At the end of September, Montenegrin police arrested Momčilo Vukotić and Zika Vuksanović on suspicion of committing war crimes in Kosovo. Vukotić and Vuksanović were in custody awaiting extradition to the Kosovo judicial authorities.
The Montenegrin courts decided to hand the case over to the Kosovo authorities, but the Montenegrin Minister of Justice, Marko Kovač, rejected the court’s decision. The latter took this decision a week before the end of his mandate.
The Montenegrin newspaper Pobjeda reported that Kovač justified his decision by saying that “there is a suspicion of political persecution” and that Article 3 of the European Convention for the Protection of Human Rights and Fundamental Freedoms had been violated, saying that it was a “political moment”.
Montenegrin lawyer and Executive Director of Human Rights Action (HRA) Tea Gorjanc Prelević said that Minister Marko Kovač had exceeded his powers by opposing the court’s decision to refuse extradition, which constituted an abuse of official position.

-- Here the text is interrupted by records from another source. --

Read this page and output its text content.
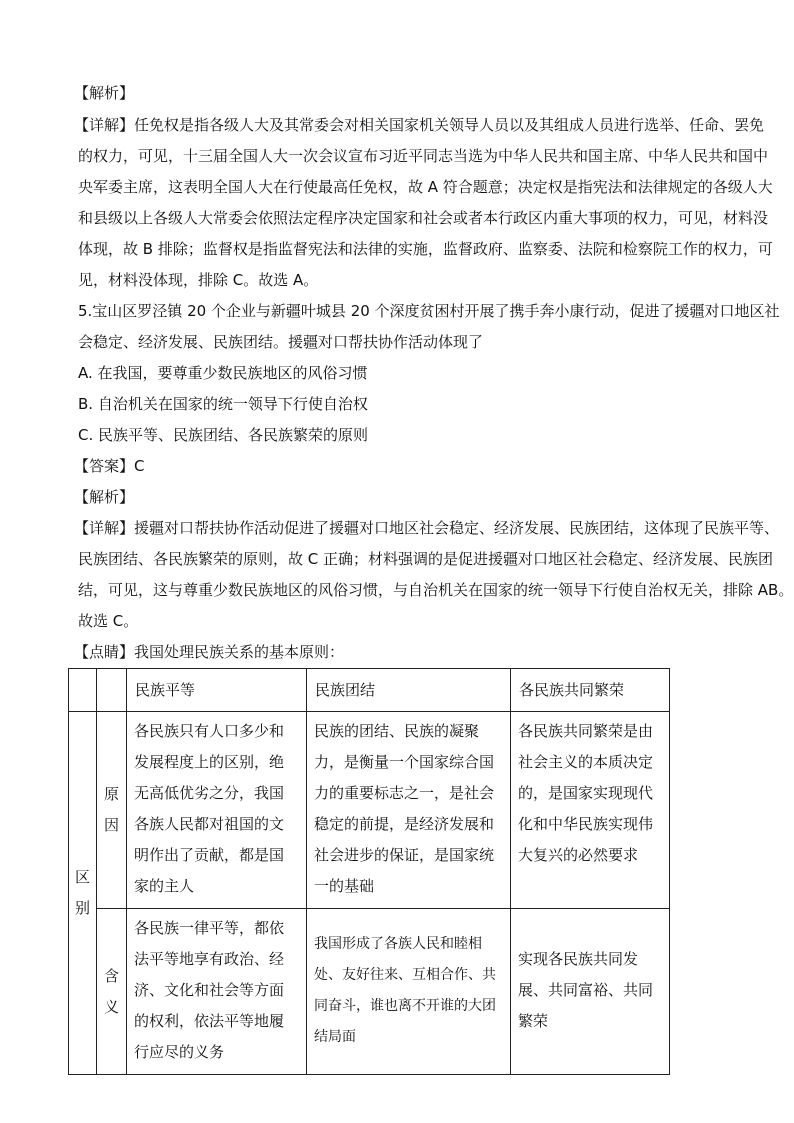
【解析】
【详解】任免权是指各级人大及其常委会对相关国家机关领导人员以及其组成人员进行选举、任命、罢免
的权力，可见，十三届全国人大一次会议宣布习近平同志当选为中华人民共和国主席、中华人民共和国中
央军委主席，这表明全国人大在行使最高任免权，故 A 符合题意；决定权是指宪法和法律规定的各级人大
和县级以上各级人大常委会依照法定程序决定国家和社会或者本行政区内重大事项的权力，可见，材料没
体现，故 B 排除；监督权是指监督宪法和法律的实施，监督政府、监察委、法院和检察院工作的权力，可
见，材料没体现，排除 C。故选 A。
5.宝山区罗泾镇 20 个企业与新疆叶城县 20 个深度贫困村开展了携手奔小康行动，促进了援疆对口地区社
会稳定、经济发展、民族团结。援疆对口帮扶协作活动体现了
A. 在我国，要尊重少数民族地区的风俗习惯
B. 自治机关在国家的统一领导下行使自治权
C. 民族平等、民族团结、各民族繁荣的原则
【答案】C
【解析】
【详解】援疆对口帮扶协作活动促进了援疆对口地区社会稳定、经济发展、民族团结，这体现了民族平等、
民族团结、各民族繁荣的原则，故 C 正确；材料强调的是促进援疆对口地区社会稳定、经济发展、民族团
结，可见，这与尊重少数民族地区的风俗习惯，与自治机关在国家的统一领导下行使自治权无关，排除 AB。
故选 C。
【点睛】我国处理民族关系的基本原则：
		民族平等	民族团结	各民族共同繁荣

区别	原因	各民族只有人口多少和发展程度上的区别，绝无高低优劣之分，我国各族人民都对祖国的文明作出了贡献，都是国家的主人	民族的团结、民族的凝聚力，是衡量一个国家综合国力的重要标志之一，是社会稳定的前提，是经济发展和社会进步的保证，是国家统一的基础	各民族共同繁荣是由社会主义的本质决定的，是国家实现现代化和中华民族实现伟 大复兴的必然要求

	含义	各民族一律平等，都依法平等地享有政治、经济、文化和社会等方面的权利，依法平等地履行应尽的义务	我国形成了各族人民和睦相处、友好往来、互相合作、共同奋斗，谁也离不开谁的大团结局面	实现各民族共同发展、共同富裕、共同繁荣
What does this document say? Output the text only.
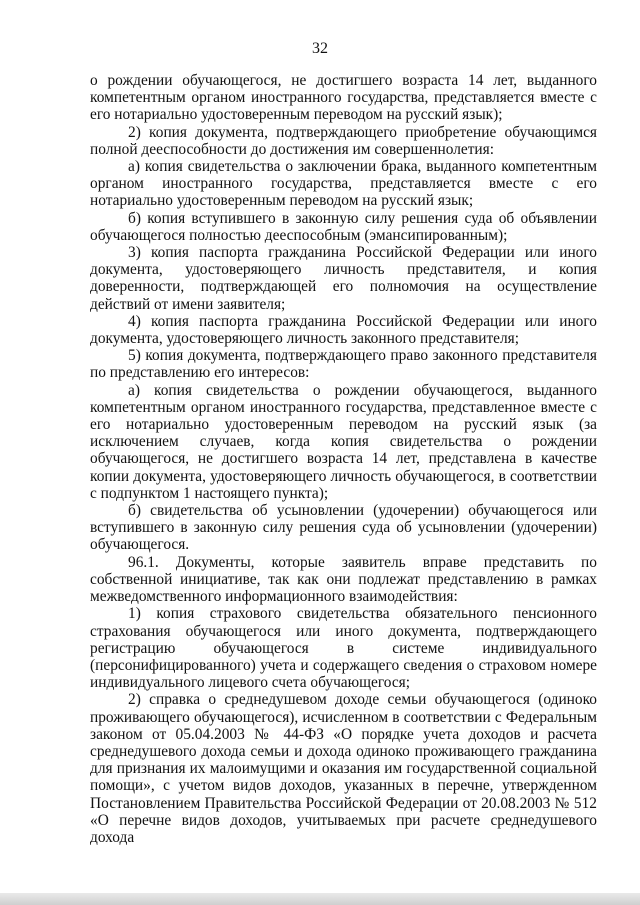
32

о рождении обучающегося, не достигшего возраста 14 лет, выданного компетентным органом иностранного государства, представляется вместе с его нотариально удостоверенным переводом на русский язык);

2) копия документа, подтверждающего приобретение обучающимся полной дееспособности до достижения им совершеннолетия:

а) копия свидетельства о заключении брака, выданного компетентным органом иностранного государства, представляется вместе с его нотариально удостоверенным переводом на русский язык;

б) копия вступившего в законную силу решения суда об объявлении обучающегося полностью дееспособным (эмансипированным);

3) копия паспорта гражданина Российской Федерации или иного документа, удостоверяющего личность представителя, и копия доверенности, подтверждающей его полномочия на осуществление действий от имени заявителя;

4) копия паспорта гражданина Российской Федерации или иного документа, удостоверяющего личность законного представителя;

5) копия документа, подтверждающего право законного представителя по представлению его интересов:

а) копия свидетельства о рождении обучающегося, выданного компетентным органом иностранного государства, представленное вместе с его нотариально удостоверенным переводом на русский язык (за исключением случаев, когда копия свидетельства о рождении обучающегося, не достигшего возраста 14 лет, представлена в качестве копии документа, удостоверяющего личность обучающегося, в соответствии с подпунктом 1 настоящего пункта);

б) свидетельства об усыновлении (удочерении) обучающегося или вступившего в законную силу решения суда об усыновлении (удочерении) обучающегося.

96.1. Документы, которые заявитель вправе представить по собственной инициативе, так как они подлежат представлению в рамках межведомственного информационного взаимодействия:

1) копия страхового свидетельства обязательного пенсионного страхования обучающегося или иного документа, подтверждающего регистрацию обучающегося в системе индивидуального (персонифицированного) учета и содержащего сведения о страховом номере индивидуального лицевого счета обучающегося;

2) справка о среднедушевом доходе семьи обучающегося (одиноко проживающего обучающегося), исчисленном в соответствии с Федеральным законом от 05.04.2003 № 44-ФЗ «О порядке учета доходов и расчета среднедушевого дохода семьи и дохода одиноко проживающего гражданина для признания их малоимущими и оказания им государственной социальной помощи», с учетом видов доходов, указанных в перечне, утвержденном Постановлением Правительства Российской Федерации от 20.08.2003 № 512 «О перечне видов доходов, учитываемых при расчете среднедушевого дохода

Marko Kovač was a minister in the government of Dritan Abazovic, to which he was elected from the Socialist People’s Party (SPLP) quota, which was formed by the break-up of Đukanović’s DPS after the split with Milošević in 1998. His father, Miodrag Kovač, was a minister in the FRY during the last years of Slobodan Milošević’s rule. After the election of the new government of Milojko Spajić, Kovač was dismissed. The new Justice Minister is Andrej Milovic of Spajic’s Evropa Sad movement.
After refusing to extradite the Serbs, they were released from custody.